I mean a device which controlls RPM on base of some measured value. For example if you can measure prop slippage, you can compensate it by higher RPM and so simulate 4-2-4.
And since I flew jurrasic 4-2-4, pipes and 4C engines as well as 3 different systems of active regulators of electric motors (and noone satisfied me yet for 100% ), then I can tell you that setting of them is minimaly the same amount of work like setting of piped engine (pipe length, prop sisize, nitro% etc)
Of course, it may turn out that the benefits of "active" control don't make up for the amount of fiddling you have to do -- just a solid single-speed run may be more than enough for the Nats.
Note, too, that there is absolutely no reason that you can't make an active controller for an RC glow engine with a throttle. You could, right now, connect a C/L timer, battery, a glow helicopter engine regulator and a servo to get a single-speed engine run without all the fiddling with props and pipes and venturis and needle settings and all that. Of course, you'd be fiddling with the electronics instead of all the mechanical parts. But Bob's quoted advantage of electrics -- that you get a solid single-speed run -- will hold.
Consider: the current state of the art in glow powered stunt is to take a perfectly good 2-stroke engine that by its nature wants to run somewhere between 10000 and 25000 RPM, put a too-large prop on it, then cripple it so that it can only do 8000-9000 RPM. You're basically purposely making the engine run 'sick' in level flight, and arranging things so that it gets better going up and worse going down. Because you've made your engine sick you have to constantly fiddle with it to keep it from getting too much worse or better.
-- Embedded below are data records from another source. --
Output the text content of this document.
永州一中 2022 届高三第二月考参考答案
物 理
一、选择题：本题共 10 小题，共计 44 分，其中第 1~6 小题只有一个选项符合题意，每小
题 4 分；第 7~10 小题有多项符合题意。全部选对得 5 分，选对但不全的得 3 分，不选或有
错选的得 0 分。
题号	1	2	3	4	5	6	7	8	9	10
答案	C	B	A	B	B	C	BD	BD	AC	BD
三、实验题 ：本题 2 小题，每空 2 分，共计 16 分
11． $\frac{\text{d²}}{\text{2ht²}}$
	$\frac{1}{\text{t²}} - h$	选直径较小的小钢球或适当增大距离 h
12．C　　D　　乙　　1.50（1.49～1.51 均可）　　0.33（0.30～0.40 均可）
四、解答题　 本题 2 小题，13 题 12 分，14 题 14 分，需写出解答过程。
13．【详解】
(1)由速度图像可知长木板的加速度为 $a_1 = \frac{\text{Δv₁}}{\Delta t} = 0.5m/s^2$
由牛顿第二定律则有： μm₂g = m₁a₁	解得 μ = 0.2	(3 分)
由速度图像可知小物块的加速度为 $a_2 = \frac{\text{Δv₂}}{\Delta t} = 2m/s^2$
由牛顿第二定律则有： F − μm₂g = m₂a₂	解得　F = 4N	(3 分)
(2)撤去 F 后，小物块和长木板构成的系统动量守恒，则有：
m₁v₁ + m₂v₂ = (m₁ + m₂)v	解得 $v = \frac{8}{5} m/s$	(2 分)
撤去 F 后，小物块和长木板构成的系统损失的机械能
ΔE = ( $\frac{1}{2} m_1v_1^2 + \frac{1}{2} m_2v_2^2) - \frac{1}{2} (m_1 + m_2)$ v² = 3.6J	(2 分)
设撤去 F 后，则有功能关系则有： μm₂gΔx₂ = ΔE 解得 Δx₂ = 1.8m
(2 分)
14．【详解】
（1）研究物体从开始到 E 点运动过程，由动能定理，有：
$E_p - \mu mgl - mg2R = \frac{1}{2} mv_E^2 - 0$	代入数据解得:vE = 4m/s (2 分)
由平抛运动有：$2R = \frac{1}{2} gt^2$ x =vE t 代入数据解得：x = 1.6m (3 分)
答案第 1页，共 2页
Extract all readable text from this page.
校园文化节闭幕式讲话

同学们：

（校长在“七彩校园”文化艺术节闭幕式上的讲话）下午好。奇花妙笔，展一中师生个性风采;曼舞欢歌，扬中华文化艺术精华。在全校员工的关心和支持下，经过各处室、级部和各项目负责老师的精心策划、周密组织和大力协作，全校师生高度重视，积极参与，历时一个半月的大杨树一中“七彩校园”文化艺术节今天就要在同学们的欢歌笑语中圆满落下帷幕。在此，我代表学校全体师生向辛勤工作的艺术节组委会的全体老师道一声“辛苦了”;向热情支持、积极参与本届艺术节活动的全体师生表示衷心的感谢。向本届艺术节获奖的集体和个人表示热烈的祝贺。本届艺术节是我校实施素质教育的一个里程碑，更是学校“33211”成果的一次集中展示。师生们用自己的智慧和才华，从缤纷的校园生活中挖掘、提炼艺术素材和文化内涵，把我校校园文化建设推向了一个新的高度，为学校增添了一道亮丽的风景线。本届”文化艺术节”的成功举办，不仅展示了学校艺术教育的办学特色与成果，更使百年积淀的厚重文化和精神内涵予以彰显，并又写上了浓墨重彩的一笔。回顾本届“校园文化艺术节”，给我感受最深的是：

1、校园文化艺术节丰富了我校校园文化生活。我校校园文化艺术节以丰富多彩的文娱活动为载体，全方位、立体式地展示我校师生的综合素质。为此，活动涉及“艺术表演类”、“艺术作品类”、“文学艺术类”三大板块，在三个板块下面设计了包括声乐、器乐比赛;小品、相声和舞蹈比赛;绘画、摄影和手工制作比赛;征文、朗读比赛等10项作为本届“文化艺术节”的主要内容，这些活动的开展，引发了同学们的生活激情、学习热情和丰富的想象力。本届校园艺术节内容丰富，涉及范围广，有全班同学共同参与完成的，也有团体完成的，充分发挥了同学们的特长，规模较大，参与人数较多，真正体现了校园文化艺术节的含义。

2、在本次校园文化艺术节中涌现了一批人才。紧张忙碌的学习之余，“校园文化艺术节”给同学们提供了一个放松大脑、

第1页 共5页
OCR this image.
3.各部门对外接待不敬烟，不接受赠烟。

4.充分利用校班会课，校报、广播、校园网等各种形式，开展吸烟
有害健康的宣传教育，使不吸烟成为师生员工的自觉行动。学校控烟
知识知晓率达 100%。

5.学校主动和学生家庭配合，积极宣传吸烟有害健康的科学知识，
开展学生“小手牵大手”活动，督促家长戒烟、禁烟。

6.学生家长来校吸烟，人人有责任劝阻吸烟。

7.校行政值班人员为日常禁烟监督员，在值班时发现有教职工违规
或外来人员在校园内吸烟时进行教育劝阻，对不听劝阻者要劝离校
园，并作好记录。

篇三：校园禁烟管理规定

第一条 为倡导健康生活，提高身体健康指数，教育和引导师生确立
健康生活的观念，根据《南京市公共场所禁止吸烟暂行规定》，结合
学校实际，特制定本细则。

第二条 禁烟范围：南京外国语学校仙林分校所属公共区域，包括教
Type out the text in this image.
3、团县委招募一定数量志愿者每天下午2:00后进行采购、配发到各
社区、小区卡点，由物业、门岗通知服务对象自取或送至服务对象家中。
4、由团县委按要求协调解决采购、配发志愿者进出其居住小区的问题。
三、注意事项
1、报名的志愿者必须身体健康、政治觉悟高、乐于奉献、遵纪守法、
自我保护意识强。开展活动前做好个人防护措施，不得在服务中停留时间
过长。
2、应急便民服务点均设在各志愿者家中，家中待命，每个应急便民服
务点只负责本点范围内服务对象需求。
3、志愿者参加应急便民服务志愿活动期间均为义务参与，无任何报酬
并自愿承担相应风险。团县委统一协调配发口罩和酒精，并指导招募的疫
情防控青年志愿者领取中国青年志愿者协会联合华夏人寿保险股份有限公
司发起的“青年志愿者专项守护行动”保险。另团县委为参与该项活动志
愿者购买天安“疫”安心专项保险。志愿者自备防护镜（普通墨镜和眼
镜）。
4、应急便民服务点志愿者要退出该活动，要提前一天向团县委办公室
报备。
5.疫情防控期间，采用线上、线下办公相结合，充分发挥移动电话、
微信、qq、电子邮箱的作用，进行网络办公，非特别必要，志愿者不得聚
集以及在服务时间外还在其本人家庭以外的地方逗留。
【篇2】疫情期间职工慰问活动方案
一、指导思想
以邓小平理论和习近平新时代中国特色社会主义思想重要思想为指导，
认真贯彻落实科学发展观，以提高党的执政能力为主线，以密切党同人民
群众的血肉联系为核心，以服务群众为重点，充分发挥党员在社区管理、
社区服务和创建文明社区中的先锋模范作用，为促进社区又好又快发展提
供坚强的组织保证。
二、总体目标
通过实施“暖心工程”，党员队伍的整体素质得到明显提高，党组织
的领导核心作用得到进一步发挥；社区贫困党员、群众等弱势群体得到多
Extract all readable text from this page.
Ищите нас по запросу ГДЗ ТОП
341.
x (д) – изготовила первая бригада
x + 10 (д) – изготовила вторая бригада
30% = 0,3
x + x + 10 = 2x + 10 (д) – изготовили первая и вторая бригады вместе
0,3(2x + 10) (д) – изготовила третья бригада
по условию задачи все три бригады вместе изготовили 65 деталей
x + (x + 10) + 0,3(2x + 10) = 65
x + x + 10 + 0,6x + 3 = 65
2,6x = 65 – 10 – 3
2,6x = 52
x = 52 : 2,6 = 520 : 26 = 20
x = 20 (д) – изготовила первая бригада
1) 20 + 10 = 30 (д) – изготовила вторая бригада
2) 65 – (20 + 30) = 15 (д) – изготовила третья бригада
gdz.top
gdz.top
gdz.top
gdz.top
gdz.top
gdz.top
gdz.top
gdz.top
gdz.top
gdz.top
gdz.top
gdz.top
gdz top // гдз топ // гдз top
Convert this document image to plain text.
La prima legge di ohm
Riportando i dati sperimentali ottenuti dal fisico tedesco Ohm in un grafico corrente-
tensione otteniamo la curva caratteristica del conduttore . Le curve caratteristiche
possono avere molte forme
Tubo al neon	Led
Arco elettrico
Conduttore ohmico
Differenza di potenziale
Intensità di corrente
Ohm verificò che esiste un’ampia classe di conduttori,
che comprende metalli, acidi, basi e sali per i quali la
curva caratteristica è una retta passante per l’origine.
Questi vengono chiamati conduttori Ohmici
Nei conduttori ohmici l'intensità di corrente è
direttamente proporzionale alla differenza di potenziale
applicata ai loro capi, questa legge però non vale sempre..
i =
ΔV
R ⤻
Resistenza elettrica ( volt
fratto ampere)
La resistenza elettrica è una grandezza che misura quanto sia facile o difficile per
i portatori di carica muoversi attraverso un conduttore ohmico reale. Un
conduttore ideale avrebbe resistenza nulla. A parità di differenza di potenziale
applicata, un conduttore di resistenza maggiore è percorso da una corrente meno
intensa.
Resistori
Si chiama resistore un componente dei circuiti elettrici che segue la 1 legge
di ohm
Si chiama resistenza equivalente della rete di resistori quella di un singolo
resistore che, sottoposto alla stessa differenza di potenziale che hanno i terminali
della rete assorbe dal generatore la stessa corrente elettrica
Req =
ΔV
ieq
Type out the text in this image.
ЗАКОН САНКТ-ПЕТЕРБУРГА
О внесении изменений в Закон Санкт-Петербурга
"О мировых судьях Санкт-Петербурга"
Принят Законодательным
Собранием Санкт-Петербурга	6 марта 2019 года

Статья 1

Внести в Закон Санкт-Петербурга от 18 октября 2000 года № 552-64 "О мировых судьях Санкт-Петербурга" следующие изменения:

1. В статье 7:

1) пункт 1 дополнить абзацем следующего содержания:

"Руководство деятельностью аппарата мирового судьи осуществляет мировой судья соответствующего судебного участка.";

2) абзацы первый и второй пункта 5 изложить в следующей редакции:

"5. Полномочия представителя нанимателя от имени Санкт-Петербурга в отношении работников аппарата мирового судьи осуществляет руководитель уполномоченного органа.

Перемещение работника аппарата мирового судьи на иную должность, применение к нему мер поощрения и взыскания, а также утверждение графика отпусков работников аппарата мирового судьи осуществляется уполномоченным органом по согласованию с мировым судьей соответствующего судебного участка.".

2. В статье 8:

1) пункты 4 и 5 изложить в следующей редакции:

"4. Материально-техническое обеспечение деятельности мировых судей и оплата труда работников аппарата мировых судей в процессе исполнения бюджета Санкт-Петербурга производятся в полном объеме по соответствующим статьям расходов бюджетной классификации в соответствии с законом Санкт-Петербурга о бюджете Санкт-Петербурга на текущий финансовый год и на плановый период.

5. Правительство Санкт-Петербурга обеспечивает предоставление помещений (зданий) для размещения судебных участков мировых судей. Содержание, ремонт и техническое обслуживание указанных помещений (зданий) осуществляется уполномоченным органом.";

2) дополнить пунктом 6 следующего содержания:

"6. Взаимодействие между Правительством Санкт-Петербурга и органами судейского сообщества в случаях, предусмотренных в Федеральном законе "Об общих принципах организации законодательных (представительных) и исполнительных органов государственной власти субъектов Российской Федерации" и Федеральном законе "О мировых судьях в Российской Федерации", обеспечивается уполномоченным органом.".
Now throw all that accumulated knowledge away (dang but I'm glad I'm doing this on the Internet). Replace that poor sick engine with a smaller one that's designed to produce some serious power -- look to something like a serious RC pattern (or heli) engine in a right-sized displacement. Put a low-pitch prop on it of sufficient diameter. Put velocity feedback on the engine like the helicopter guys do, and either put in the constant-RPM setup that I suggested, or put Kim's active control in there (which is accelerometer based, if I'm not missing a bet).
You'll be fiddling with electronics, yes, but if you size the engine so that the verticals don't demand 100% power from a healthy engine then if you have a slightly bad engine run -- it won't matter. Instead of needing 90% power on the verticals, you'll need 100%, and the plane will fly
just fine.
Just a thought -- were I more serious about this sport I would have tried it a long time ago. With itty bitty servos and batteries and microcontrollers it's an obvious thing to try.